Visitors can now take a break during their visit in the Relaxation square. The Museum of Bordeaux now also boasts its Art and Science Square that will hold three exhibitions a year and has a fantastic modular room for hosting temporary exhibitions.
The scientific and cultural project has established exhibitions of different lengths in the Museum of Bordeaux: permanent exhibitions, semi-permanent exhibitions (3-5 years) and temporary exhibitions (4-10 months). Exhibitions of different lengths are a way for the museum to regularly present new and original subjects and shine a spotlight on new collections.
The permanent exhibition
The permanent exhibition ‘Nature as seen by humans’ is spread out from the foyer on the ground floor to the Souverbie Gallery on the second floor. Restored to its original condition, the Souverbie Gallery is an architectural testament to the craft of museography in the 19th century. The museum designer has successfully combined clear respect for heritage with ultra-modern museum facilities.

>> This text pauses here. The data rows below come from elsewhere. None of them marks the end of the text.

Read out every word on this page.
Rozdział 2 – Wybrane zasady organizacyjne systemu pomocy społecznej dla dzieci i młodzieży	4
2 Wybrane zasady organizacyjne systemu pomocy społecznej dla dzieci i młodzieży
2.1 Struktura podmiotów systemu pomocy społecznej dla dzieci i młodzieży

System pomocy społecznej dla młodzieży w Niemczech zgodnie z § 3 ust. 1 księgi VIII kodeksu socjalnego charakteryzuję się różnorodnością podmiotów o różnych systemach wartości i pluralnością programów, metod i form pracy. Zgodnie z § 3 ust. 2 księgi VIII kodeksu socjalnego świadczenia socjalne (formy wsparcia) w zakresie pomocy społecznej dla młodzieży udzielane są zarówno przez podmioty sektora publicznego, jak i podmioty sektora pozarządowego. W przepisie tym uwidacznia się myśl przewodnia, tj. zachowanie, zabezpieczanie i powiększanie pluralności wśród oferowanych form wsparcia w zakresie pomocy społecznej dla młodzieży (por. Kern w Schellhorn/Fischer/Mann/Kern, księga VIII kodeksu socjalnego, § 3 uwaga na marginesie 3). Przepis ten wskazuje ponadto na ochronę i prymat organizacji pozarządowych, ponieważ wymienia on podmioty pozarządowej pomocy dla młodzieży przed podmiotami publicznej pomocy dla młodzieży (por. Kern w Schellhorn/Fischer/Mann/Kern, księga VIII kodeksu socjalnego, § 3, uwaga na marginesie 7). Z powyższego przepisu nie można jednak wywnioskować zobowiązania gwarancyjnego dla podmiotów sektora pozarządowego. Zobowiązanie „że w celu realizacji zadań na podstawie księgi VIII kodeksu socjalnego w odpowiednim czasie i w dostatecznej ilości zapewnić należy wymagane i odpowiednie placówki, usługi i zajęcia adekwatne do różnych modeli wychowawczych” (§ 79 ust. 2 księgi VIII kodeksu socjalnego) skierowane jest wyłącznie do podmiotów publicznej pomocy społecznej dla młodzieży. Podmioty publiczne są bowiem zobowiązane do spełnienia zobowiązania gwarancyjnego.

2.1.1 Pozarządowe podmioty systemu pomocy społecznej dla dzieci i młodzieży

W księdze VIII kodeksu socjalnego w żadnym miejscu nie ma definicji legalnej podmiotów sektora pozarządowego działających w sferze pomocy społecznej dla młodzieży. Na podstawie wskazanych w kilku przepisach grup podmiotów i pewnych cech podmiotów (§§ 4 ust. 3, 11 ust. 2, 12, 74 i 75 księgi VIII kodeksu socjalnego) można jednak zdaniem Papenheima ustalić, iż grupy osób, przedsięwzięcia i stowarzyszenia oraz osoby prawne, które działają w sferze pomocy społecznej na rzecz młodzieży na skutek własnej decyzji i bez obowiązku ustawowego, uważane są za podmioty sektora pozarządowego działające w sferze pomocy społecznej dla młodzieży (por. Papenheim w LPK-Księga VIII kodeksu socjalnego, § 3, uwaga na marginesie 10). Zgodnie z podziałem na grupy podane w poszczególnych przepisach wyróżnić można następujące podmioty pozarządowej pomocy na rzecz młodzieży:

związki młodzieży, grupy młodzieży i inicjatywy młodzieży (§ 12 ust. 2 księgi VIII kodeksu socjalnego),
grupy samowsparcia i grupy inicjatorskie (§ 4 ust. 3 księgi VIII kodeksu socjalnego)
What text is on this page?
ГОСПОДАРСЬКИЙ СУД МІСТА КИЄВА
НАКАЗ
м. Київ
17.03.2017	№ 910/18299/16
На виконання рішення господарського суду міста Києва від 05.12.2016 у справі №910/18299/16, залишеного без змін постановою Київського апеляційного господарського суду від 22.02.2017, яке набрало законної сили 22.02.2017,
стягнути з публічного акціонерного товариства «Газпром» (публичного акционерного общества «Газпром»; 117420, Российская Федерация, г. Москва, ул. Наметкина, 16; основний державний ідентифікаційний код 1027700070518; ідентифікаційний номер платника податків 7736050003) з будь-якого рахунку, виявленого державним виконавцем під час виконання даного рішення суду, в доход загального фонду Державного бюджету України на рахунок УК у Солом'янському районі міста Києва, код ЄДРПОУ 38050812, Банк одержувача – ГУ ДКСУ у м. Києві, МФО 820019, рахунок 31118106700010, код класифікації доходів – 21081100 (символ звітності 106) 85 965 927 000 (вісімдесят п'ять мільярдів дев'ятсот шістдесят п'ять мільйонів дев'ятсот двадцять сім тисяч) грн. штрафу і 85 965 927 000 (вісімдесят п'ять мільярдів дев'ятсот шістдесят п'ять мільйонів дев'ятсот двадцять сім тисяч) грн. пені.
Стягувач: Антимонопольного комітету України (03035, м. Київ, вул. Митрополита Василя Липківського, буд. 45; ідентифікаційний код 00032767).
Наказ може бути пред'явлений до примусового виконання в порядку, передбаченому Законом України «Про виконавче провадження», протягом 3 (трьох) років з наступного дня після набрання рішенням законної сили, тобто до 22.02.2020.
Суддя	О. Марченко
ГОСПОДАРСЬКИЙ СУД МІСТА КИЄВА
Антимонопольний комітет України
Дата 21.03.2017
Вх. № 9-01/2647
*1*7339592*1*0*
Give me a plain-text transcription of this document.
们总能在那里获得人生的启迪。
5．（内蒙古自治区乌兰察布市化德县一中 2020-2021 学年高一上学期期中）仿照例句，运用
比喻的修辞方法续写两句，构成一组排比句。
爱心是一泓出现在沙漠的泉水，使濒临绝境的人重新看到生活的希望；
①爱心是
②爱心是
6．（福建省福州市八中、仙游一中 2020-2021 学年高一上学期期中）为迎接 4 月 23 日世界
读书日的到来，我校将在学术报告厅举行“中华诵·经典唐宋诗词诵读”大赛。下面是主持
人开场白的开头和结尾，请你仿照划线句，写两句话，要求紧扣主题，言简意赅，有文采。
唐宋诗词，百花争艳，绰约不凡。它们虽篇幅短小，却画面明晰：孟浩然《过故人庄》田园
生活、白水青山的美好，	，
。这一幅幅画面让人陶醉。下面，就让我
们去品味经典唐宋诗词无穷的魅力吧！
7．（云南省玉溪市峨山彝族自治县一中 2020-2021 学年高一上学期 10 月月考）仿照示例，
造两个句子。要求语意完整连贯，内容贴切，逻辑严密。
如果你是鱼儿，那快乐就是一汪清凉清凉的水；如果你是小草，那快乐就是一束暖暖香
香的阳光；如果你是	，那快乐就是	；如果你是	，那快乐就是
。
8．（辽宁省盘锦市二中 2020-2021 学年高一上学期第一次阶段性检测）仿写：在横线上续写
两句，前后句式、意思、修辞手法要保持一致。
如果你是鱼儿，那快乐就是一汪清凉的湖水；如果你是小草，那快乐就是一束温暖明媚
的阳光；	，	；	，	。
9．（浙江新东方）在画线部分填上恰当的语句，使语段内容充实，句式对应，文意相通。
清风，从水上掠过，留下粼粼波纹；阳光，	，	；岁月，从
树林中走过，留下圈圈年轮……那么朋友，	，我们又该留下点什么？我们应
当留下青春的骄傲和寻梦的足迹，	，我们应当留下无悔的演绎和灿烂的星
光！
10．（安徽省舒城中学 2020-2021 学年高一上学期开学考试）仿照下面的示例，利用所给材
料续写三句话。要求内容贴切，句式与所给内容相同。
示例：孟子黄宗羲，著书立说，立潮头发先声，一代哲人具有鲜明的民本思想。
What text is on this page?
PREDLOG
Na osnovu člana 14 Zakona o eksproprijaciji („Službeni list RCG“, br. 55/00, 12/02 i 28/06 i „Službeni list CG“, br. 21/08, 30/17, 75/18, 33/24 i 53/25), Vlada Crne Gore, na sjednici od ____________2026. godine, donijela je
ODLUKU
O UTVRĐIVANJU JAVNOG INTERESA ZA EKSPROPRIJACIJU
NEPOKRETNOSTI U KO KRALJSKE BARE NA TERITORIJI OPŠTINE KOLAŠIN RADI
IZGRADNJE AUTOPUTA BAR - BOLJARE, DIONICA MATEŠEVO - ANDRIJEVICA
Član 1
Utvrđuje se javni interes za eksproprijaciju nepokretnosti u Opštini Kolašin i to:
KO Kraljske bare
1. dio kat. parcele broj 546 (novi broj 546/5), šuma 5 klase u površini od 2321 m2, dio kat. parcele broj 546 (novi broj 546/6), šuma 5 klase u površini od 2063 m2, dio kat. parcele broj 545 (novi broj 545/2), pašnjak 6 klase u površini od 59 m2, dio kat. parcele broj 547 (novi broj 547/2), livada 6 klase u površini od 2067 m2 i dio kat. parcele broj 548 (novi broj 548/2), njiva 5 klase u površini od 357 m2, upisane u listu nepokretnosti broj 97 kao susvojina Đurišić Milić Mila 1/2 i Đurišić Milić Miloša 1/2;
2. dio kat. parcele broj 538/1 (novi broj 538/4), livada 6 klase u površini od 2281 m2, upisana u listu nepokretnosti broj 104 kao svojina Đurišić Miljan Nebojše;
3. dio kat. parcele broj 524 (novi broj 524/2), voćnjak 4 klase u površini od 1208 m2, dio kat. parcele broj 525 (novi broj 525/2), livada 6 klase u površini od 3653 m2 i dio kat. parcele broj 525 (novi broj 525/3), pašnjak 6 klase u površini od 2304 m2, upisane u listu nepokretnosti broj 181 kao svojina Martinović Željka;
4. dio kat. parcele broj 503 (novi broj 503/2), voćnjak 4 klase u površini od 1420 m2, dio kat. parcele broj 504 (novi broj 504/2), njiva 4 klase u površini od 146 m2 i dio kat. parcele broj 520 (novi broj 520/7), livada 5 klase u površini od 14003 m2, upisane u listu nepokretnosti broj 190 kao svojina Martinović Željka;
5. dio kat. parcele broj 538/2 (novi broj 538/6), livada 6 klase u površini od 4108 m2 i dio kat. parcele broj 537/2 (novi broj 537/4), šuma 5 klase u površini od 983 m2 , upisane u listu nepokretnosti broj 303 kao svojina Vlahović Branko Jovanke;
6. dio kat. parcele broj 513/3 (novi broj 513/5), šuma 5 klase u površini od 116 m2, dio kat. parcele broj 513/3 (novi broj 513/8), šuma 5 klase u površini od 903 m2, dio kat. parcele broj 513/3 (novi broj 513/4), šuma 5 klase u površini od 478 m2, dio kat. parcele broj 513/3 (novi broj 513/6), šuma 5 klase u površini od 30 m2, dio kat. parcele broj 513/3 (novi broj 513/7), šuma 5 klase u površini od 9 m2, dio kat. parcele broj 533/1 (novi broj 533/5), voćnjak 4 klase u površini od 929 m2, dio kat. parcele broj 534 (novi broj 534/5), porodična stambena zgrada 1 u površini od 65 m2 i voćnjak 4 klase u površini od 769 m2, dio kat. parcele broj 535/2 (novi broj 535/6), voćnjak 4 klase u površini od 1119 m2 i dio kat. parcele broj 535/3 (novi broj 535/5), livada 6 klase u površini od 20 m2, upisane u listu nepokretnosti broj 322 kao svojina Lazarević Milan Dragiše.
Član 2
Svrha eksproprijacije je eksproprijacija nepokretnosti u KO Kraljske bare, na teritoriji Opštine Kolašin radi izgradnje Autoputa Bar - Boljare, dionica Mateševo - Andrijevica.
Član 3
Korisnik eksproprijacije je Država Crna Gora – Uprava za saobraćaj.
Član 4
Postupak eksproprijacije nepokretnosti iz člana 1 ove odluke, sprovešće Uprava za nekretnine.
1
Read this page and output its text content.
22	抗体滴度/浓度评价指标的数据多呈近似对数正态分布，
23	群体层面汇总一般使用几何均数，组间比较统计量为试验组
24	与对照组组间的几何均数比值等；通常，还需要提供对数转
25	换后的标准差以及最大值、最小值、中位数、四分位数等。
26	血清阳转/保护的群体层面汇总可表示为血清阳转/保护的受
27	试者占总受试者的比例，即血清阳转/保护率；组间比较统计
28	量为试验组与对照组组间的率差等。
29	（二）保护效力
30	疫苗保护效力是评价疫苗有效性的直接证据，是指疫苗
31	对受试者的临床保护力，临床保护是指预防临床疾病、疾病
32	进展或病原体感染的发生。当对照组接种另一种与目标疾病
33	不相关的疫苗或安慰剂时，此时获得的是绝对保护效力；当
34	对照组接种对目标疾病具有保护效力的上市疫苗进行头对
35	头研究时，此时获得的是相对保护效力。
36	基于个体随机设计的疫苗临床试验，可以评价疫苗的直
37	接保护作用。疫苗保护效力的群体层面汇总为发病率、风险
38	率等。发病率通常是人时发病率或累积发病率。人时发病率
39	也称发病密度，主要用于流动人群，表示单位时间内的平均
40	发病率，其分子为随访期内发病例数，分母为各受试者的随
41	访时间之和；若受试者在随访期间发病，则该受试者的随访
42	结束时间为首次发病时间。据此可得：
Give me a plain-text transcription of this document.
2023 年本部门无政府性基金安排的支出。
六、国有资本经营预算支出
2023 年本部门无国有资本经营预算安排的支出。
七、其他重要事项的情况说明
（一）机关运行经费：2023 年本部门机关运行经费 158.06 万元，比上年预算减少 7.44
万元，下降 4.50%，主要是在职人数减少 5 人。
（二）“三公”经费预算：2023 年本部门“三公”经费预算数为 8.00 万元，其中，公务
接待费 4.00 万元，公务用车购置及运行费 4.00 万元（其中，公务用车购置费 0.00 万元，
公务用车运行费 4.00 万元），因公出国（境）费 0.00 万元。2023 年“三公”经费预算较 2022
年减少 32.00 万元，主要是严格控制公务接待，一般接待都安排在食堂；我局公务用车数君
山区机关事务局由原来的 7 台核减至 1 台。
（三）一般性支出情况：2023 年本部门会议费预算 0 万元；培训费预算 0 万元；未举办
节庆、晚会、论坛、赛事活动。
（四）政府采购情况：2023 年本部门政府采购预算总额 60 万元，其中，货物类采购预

These exhibitions will be replaced every three to five years to rotate the items in the museum collections and present even more subjects within one of the two main themes: one universal theme, which describes how living organisms have adapted to various of its main functions, and a regional theme presenting the wealth of collections gathered from the local countryside and the diversity of its environments.
Temporary exhibitions give us more freedom of expression and a chance to harness the creativity of the museum, its service providers and employees/partners in view of sparking the curiosity of different audiences. By treating each temporary exhibition as a special event, they create an opportunity to collaborate with other cultural institutions and research bodies as well as artists whose work has some kind of connection with nature.
Public sector partners
French Ministry of Higher Education and Research
The Ministry of Higher Education, Research and Innovation (MESRI) leads actions which aim to bring scientific and technical heritage to a wider audience. Natural history collections conserved in museums are the focus of an active effort to establish networks. As such, the ministry regularly contributes funding to promote collections in museums including, since, 2000, those housed at the Museum of Bordeaux.
The MESRI has supported the renovation by part-funding the first feasibility studies in 2008 and then, in 2011, by contributing more specifically to the design of all the visitor-assistance multimedia solutions and the development of the Early years Museum.
French Ministry of Culture
The funding received from the French Ministry of Culture in 2011 contributed to the renovation of the protected parts of the Hôtel de Lisleferme (a listed historic monument) which included the façades, framework, the oval salon and the Louis XVI-style carved panels.
ADEME (France’s Environment and Energy Management Agency)
Renovating the Museum presented the opportunity to improve the building’s environmental quality. The ADEME has assisted the City of Bordeaux with fitting an energy exchange and recovery system in the sewage network which is used to recover energy from waste water and convert it to meet the museum’s heating, dehumidifying and air-conditioning needs. In total, 652 MWh should be recovered to meet and manage the temperature and humidity conditions required to safeguard the collections. One-third of the total cost of the operation, carried out in 2016, was covered by the ADEME. The agency also offers a commissioning service to ensure the building fully meets quality standards. The service guarantees continuity between the different phases of the project and provides due care and attention to ensure the required energy performance and comfort are achieved.
Region of Nouvelle-Aquitaine
The Region of Nouvelle-Aquitaine has contributed to the Museum of Bordeaux’ overall renovation of the Hôtel de Lisleferme and in particular the restoration of protected parts (framework and roofing, façades and Louis XVI salon). It also contributed to the survey and general contracting costs and work on the administrative wing. The Region’s funding was received in 2011 and 2012.